Published February 3, 2026 | Version v1
Presentation Open

Tracing the lifecycle of gas clouds: PAH emission and molecular cloud evolution in nearby galaxies

Authors/Creators

  • 1. Stanford University

Description

Recent JWST mid-infrared (mid-IR) images, capturing emission from polycyclic aromatic hydrocarbons (PAHs) and dust, reveal detailed gas distributions in nearby galaxies shaped by large-scale dynamics and stellar feedback. By leveraging PHANGS-JWST Cycle 1 and PHANGS-MUSE observations, we characterize the lifecycle of gas clouds from the PAH-emitting phase to HII regions across 17 nearby galaxies.

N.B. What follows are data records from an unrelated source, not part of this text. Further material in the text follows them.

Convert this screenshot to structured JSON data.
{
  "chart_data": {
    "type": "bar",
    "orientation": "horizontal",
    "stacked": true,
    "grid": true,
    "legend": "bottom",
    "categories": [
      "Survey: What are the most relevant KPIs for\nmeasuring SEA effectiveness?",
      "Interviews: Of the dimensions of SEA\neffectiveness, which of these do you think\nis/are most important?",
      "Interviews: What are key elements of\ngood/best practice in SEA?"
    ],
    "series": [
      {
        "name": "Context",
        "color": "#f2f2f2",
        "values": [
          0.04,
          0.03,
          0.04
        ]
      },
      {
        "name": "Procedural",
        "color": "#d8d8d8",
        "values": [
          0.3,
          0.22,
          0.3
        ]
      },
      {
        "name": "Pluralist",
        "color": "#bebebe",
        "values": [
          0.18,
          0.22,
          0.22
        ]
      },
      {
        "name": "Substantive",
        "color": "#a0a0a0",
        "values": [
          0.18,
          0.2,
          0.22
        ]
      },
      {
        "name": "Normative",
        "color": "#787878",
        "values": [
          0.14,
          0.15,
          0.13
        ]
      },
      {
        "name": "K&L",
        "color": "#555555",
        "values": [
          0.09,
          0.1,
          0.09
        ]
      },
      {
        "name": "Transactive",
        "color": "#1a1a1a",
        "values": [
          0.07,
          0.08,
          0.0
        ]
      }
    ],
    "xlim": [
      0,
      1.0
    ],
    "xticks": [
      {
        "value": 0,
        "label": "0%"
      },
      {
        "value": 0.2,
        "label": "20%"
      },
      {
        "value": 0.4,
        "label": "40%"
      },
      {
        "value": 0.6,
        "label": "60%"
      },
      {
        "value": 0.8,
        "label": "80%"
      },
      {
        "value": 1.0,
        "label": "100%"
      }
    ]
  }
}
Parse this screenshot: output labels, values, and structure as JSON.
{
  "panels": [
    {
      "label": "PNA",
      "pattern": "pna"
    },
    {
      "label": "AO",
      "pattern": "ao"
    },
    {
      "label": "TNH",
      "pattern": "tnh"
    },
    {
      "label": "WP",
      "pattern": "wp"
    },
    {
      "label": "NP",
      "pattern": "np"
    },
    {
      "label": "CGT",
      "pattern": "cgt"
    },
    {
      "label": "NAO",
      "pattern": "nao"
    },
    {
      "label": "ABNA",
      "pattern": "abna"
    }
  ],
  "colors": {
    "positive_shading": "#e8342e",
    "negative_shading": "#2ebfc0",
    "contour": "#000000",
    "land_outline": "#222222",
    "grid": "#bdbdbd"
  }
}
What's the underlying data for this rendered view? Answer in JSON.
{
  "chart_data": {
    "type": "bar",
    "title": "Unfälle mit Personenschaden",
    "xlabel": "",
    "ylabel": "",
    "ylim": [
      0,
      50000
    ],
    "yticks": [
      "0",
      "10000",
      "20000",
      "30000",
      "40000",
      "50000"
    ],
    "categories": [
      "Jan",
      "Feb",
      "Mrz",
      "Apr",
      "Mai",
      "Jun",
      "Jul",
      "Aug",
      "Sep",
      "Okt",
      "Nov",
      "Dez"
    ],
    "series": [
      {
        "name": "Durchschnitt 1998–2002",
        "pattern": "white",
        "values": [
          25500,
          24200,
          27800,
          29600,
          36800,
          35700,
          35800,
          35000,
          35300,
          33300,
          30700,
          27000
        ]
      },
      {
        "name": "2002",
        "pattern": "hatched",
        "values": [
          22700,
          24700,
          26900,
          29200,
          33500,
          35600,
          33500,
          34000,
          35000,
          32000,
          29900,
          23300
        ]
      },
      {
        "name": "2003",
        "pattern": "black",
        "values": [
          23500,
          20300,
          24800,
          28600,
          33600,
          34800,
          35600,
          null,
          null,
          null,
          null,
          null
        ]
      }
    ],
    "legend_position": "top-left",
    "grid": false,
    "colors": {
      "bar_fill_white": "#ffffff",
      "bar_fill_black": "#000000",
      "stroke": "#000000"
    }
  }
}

We achieve this by analyzing the spatial distributions of mid-IR emission (7.7-11.3um) relative to Halpha emission as a function of spatial scales. In most galaxies, we find that the lifetimes of gas clouds measured by mid-IR closely match those traced by CO. This suggests that once gas clouds form, they quickly provide enough shielding for stable CO formation, particularly in molecular gas-rich galaxies with near-solar metallicity. Radiation fields from HII regions illuminate the surrounding PAHs and dust, resulting in a significant overlap (~70%) of the Halpha-emitting phase and mid-IR emission. Interestingly, despite the strong correlation between PAH and CO emission, we identify 1 kpc-long molecular gas ridges in several galaxies that are over 10 times brighter in CO than expected based on PAH emission. These ridges, located in dynamically complex regions such as spiral arms and bar ends, demonstrate that interstellar PAH processing (shattering or coagulation) and large-scale shocks significantly influence the molecular gas and dust properties in these environments.